The technologists put all their energy in solving the scale/ impression issue and VCs bought their pitches since none, not the AdTech engineers or VCs, had a marketer’s perspective and sensitivity that marketers needed to reach real digital audiences – not proxy audiences called “impressions.”

Now that we understand the source of AdTech’s corruption, we are in a position to carve out a new path if we tilt our perspective 90°.  

Because Internet is a content serving engine and not a people serving engine, we need a topic-based AdTech tech stack with new ideas about – uh – just about everything:

  • Replace audience/ cohort data with a new class of topic data that advertisers can use to model how productive a topic can be to convert BEFORE ad dollars have been spent
  • Replace “scale” CPM-based media deals with niche topic-centric media that reaches far fewer impressions but do reach high-quality audiences
  • Replace “cohort” and behavioral targeting with true contextual or adjacency ad placement where the ad is closely aligned with web content – not just a loose connection endemic to Interest Classification targeting
  • Replace KPI centered on clicks and CTRs with metrics around actual purchase and revenue

There is a new movement towards a topic-oriented approach because at its heart – it is more trustworthy than “impression/ scale” based digital media.

Google itself is testing Topic-Based Cohort Advertising; “Imagine cohorts of coffee lovers, guitar players, young mothers or car intenders labeled with random alphanumeric strings.

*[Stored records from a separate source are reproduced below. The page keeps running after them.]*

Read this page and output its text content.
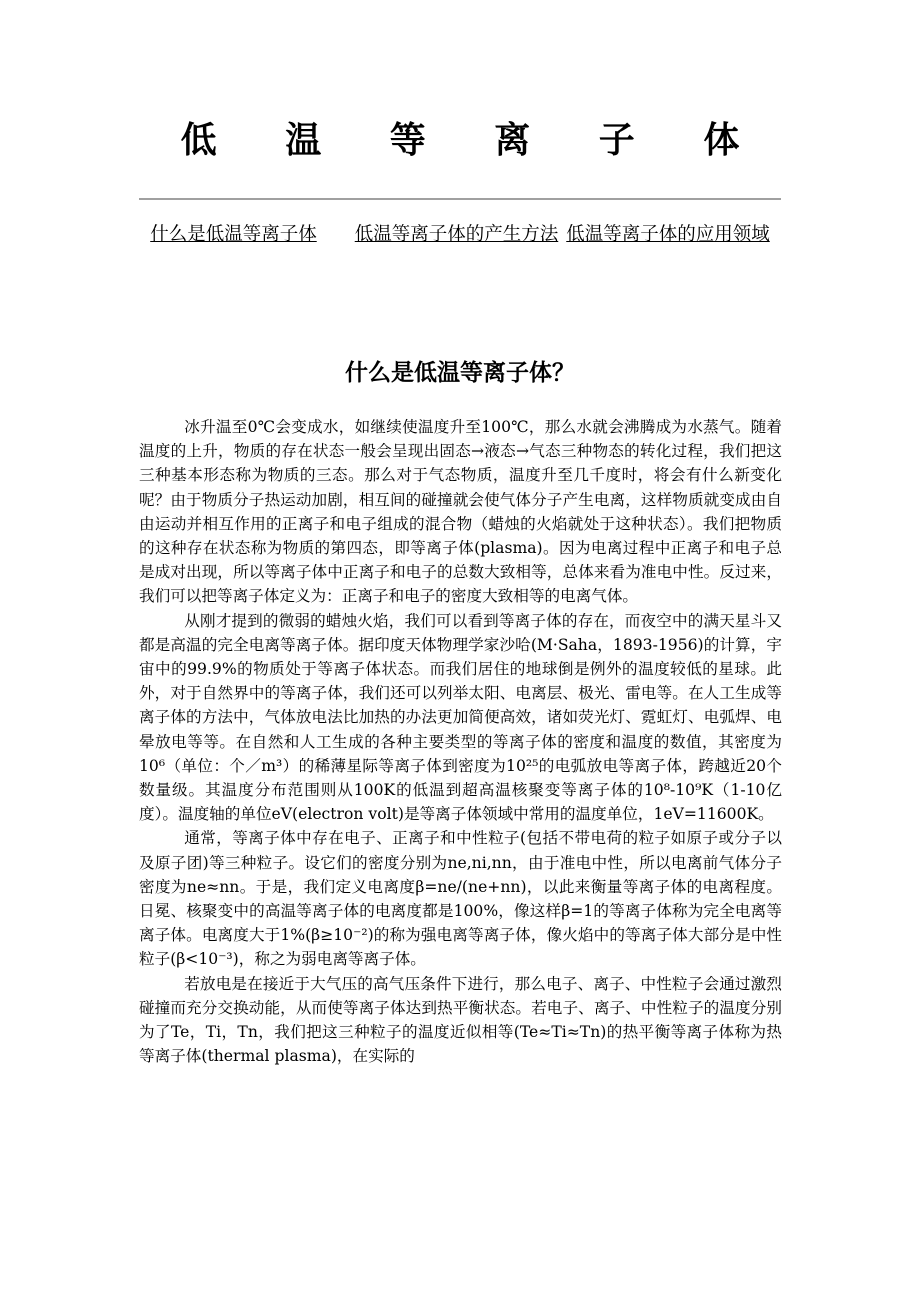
低 温 等 离 子 体
什么是低温等离子体 低温等离子体的产生方法 低温等离子体的应用领域
什么是低温等离子体？

冰升温至0℃会变成水，如继续使温度升至100℃，那么水就会沸腾成为水蒸气。随着温度的上升，物质的存在状态一般会呈现出固态→液态→气态三种物态的转化过程，我们把这三种基本形态称为物质的三态。那么对于气态物质，温度升至几千度时，将会有什么新变化呢？由于物质分子热运动加剧，相互间的碰撞就会使气体分子产生电离，这样物质就变成由自由运动并相互作用的正离子和电子组成的混合物（蜡烛的火焰就处于这种状态）。我们把物质的这种存在状态称为物质的第四态，即等离子体(plasma)。因为电离过程中正离子和电子总是成对出现，所以等离子体中正离子和电子的总数大致相等，总体来看为准电中性。反过来，我们可以把等离子体定义为：正离子和电子的密度大致相等的电离气体。

从刚才提到的微弱的蜡烛火焰，我们可以看到等离子体的存在，而夜空中的满天星斗又都是高温的完全电离等离子体。据印度天体物理学家沙哈(M·Saha，1893-1956)的计算，宇宙中的99.9%的物质处于等离子体状态。而我们居住的地球倒是例外的温度较低的星球。此外，对于自然界中的等离子体，我们还可以列举太阳、电离层、极光、雷电等。在人工生成等离子体的方法中，气体放电法比加热的办法更加简便高效，诸如荧光灯、霓虹灯、电弧焊、电晕放电等等。在自然和人工生成的各种主要类型的等离子体的密度和温度的数值，其密度为10⁶（单位：个／m³）的稀薄星际等离子体到密度为10²⁵的电弧放电等离子体，跨越近20个数量级。其温度分布范围则从100K的低温到超高温核聚变等离子体的10⁸-10⁹K（1-10亿度）。温度轴的单位eV(electron volt)是等离子体领域中常用的温度单位，1eV=11600K。

通常，等离子体中存在电子、正离子和中性粒子(包括不带电荷的粒子如原子或分子以及原子团)等三种粒子。设它们的密度分别为ne,ni,nn，由于准电中性，所以电离前气体分子密度为ne≈nn。于是，我们定义电离度β=ne/(ne+nn)，以此来衡量等离子体的电离程度。日冕、核聚变中的高温等离子体的电离度都是100%，像这样β=1的等离子体称为完全电离等离子体。电离度大于1%(β≥10⁻²)的称为强电离等离子体，像火焰中的等离子体大部分是中性粒子(β<10⁻³)，称之为弱电离等离子体。

若放电是在接近于大气压的高气压条件下进行，那么电子、离子、中性粒子会通过激烈碰撞而充分交换动能，从而使等离子体达到热平衡状态。若电子、离子、中性粒子的温度分别为了Te，Ti，Tn，我们把这三种粒子的温度近似相等(Te≈Ti≈Tn)的热平衡等离子体称为热等离子体(thermal plasma)，在实际的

Advertisers could bid on impressions associated with a particular FLoC label on exchanges or in DSPs,” (Source: https://www.adexchanger.com/privacy/google-releases-results-from-early-tests-of-cohort-based-advertising/).

A topic approach to digital marketing is the leading edge of AdTech innovation today because by pursuing a topic-based tech stack, it can elegantly solve many of the most profound issues plaguing AdTech today:

  • Privacy is ensured because this type of paradigm chases topics on web pages – not people
  • Fraud is greatly reduced because there is little ability to game quality pages on specific topics
  • Transparency is greatly increased because metrics centered on real revenue, the most trusted KPI of all
  • Revenue for digital campaigns is more efficient because a marketer can target the content journey to conversion instead of some look-a-like customer segmentation strategy which is not related to real time intent

Topic based digital advertising requires new types of topic data, new types of buying against real topics (not Interest Classifications) and a new way to create attribution models that can map the integrated journey to conversion.

This is beginning of a new, topic-centric era in AdTech – the era of trusted AdTech.